How Answering Media Questions Is Like Playing Football
I often work with media training clients who respond to every question I ask during our mock interviews with unnaturally short, clipped answers.
They’re far from alone – many spokespersons answer the questions they’re asked, but fail to do anything else to advocate for their views. They might offer a five-word answer – not even a complete sentence, just blurted words that do nothing more than answer the specific query.
What should they be doing instead? They could begin with that five word answer, supplement it with a captivating and memorable message, story, and/or statistic, and finish it with a closing call-to-action. That doesn’t have to take long. They can do it all in 30 seconds or less.
Here’s a different way to think about it: being a great media spokesperson is like being a great football player.
When reporters ask you a question, they’ve handed you the football. If you answer with five clipped words, you’ve gained no more than a yard before giving them possession of the ball again.
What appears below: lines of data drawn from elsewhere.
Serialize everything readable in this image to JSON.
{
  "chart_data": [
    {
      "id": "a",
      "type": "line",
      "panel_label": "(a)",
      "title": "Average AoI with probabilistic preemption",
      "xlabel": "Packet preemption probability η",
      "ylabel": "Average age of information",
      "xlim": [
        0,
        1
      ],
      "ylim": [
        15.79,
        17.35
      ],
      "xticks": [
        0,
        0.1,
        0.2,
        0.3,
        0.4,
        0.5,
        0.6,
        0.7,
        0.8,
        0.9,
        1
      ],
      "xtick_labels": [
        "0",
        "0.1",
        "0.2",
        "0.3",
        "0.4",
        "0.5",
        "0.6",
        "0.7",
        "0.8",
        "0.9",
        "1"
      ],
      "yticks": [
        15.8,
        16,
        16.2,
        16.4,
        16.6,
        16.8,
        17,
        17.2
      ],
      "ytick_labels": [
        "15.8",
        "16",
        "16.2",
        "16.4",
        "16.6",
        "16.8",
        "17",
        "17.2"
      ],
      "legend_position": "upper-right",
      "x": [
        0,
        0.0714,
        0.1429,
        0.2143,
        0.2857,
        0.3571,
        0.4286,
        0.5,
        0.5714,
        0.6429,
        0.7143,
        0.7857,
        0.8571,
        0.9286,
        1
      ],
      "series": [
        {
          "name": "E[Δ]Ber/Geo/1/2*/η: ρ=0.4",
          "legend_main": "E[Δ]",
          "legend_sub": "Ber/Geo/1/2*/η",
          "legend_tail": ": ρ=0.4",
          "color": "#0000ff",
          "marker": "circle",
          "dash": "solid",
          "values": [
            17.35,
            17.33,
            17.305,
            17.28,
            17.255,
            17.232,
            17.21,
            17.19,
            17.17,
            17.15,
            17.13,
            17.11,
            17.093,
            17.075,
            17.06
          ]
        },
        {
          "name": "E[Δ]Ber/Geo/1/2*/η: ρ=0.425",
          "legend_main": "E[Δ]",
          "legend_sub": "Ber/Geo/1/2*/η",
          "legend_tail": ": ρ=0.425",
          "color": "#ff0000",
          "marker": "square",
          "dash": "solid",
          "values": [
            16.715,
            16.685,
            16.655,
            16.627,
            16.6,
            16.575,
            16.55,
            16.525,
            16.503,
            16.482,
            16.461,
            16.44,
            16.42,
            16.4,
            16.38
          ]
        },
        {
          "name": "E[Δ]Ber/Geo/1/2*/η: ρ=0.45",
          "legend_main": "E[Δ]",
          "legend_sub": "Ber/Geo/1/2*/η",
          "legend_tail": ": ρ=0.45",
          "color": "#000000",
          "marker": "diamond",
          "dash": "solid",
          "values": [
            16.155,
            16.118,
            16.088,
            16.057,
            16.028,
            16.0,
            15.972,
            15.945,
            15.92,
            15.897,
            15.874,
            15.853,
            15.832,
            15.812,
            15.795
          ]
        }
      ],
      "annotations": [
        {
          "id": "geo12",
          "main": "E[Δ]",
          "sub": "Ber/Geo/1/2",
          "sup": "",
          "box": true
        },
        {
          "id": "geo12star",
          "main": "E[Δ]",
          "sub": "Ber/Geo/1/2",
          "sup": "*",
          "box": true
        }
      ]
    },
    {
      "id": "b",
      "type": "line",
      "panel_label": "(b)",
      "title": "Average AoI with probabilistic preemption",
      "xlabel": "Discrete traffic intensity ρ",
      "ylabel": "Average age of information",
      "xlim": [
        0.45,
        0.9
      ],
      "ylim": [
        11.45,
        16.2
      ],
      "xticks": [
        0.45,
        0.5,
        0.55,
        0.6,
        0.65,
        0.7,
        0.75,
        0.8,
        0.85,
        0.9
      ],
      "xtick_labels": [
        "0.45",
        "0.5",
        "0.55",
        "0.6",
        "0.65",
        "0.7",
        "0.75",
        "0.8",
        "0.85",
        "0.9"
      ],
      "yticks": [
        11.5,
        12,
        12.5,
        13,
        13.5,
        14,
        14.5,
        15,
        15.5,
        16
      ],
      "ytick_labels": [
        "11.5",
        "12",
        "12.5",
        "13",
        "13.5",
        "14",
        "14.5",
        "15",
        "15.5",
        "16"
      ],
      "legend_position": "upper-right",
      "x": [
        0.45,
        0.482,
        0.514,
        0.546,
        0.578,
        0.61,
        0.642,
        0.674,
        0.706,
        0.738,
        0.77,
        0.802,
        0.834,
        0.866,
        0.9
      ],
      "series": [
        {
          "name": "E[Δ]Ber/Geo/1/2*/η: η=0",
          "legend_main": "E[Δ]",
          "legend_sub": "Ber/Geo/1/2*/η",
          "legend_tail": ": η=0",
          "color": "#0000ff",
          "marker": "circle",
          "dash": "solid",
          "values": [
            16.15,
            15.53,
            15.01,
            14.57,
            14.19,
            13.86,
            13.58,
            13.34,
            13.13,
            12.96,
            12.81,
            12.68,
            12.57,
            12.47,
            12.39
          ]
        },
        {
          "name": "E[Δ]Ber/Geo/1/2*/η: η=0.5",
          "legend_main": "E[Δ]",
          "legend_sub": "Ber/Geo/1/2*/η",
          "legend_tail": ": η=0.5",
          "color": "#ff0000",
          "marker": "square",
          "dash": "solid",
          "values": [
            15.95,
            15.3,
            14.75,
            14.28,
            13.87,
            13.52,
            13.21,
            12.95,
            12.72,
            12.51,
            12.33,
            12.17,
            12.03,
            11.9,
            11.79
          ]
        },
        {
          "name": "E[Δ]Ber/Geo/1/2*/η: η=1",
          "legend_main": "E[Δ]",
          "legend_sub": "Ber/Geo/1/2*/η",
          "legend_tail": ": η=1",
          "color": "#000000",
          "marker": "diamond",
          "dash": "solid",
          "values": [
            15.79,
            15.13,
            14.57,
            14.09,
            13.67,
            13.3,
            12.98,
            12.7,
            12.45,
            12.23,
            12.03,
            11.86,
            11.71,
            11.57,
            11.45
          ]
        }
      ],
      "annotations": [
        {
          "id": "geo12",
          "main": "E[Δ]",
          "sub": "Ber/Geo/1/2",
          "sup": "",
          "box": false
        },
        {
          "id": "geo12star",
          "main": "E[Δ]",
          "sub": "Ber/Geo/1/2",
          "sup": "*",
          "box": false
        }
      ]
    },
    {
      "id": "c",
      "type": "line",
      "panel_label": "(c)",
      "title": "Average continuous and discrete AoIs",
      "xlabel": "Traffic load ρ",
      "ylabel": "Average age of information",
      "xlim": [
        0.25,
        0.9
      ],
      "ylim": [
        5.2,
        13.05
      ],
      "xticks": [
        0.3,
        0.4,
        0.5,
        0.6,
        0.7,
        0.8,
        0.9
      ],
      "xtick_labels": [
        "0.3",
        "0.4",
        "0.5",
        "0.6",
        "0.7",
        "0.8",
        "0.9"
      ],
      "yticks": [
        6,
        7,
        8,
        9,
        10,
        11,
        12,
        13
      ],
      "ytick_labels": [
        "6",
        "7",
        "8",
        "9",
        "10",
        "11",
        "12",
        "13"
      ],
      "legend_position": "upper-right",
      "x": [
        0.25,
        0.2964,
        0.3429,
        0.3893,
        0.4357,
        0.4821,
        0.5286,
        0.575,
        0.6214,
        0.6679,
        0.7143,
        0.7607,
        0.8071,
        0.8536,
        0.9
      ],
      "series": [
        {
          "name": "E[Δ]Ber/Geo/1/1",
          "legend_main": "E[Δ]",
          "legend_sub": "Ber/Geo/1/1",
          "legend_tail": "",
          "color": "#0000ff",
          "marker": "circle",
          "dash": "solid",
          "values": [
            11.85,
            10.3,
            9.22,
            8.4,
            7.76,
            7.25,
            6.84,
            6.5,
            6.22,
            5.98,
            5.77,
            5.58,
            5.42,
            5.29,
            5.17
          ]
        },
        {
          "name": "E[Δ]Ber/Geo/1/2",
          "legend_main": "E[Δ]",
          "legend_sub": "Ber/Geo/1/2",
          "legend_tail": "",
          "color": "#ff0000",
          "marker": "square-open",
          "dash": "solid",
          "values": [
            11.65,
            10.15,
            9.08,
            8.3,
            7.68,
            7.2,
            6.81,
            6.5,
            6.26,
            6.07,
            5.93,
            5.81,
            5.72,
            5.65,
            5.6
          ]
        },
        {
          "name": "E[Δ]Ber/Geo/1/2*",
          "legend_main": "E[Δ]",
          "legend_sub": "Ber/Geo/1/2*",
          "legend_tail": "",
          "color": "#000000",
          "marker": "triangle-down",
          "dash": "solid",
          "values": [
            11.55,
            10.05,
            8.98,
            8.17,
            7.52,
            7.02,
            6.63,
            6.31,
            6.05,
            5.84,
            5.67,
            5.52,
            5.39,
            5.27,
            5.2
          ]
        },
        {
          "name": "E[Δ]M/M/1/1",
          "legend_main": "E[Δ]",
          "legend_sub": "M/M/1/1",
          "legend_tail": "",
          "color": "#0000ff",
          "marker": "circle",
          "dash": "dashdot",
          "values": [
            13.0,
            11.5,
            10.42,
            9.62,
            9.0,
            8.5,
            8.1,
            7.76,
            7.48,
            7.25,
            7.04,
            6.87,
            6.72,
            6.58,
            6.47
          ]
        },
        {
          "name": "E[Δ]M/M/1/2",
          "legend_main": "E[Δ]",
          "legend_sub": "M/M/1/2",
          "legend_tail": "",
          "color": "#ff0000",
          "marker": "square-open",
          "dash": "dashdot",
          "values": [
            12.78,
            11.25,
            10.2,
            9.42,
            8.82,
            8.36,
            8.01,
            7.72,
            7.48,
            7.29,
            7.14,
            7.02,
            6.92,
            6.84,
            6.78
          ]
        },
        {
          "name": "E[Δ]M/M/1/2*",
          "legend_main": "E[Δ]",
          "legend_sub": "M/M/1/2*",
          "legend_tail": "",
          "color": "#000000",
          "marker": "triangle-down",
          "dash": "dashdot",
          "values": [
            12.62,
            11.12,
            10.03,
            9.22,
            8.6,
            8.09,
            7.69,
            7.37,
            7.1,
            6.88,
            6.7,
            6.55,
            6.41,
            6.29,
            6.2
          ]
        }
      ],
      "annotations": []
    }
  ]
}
But if you take their question, run with it while advocating for your position in a memorable way, you’ve just given yourself a first down – and possibly scored a few points.
Here’s an example:
Question: “Why should your museum get more money from taxpayers? Times are tough for everyone – shouldn’t you have to sacrifice like everybody else?”
One-Yard Gain: “Absolutely, and we have.”
First Down: “Absolutely, and we have. It’s important to remember that we are only asking for enough money to keep our doors open and our artwork safe.”
Touchdown: “Absolutely, and we have. It’s important to remember that we are only asking for enough money to keep our doors open and our artwork safe. Last year, we were robbed because we couldn’t afford a nighttime security guard – and it cost us more than it would have to hire two guards for three years. That’s why we’re asking the public to contact the governor’s office and ask him to give us the funding we need, to make sure that parents can continue bringing their children to our museum for years to come.”
This technique isn’t intended to allow spokespersons to filibuster, but rather to allow them to take advantage of their precious limited time while in possession of the ball. Be generous with the reporter by sharing the ball; but don’t give it back until you’ve fully advocated for your position.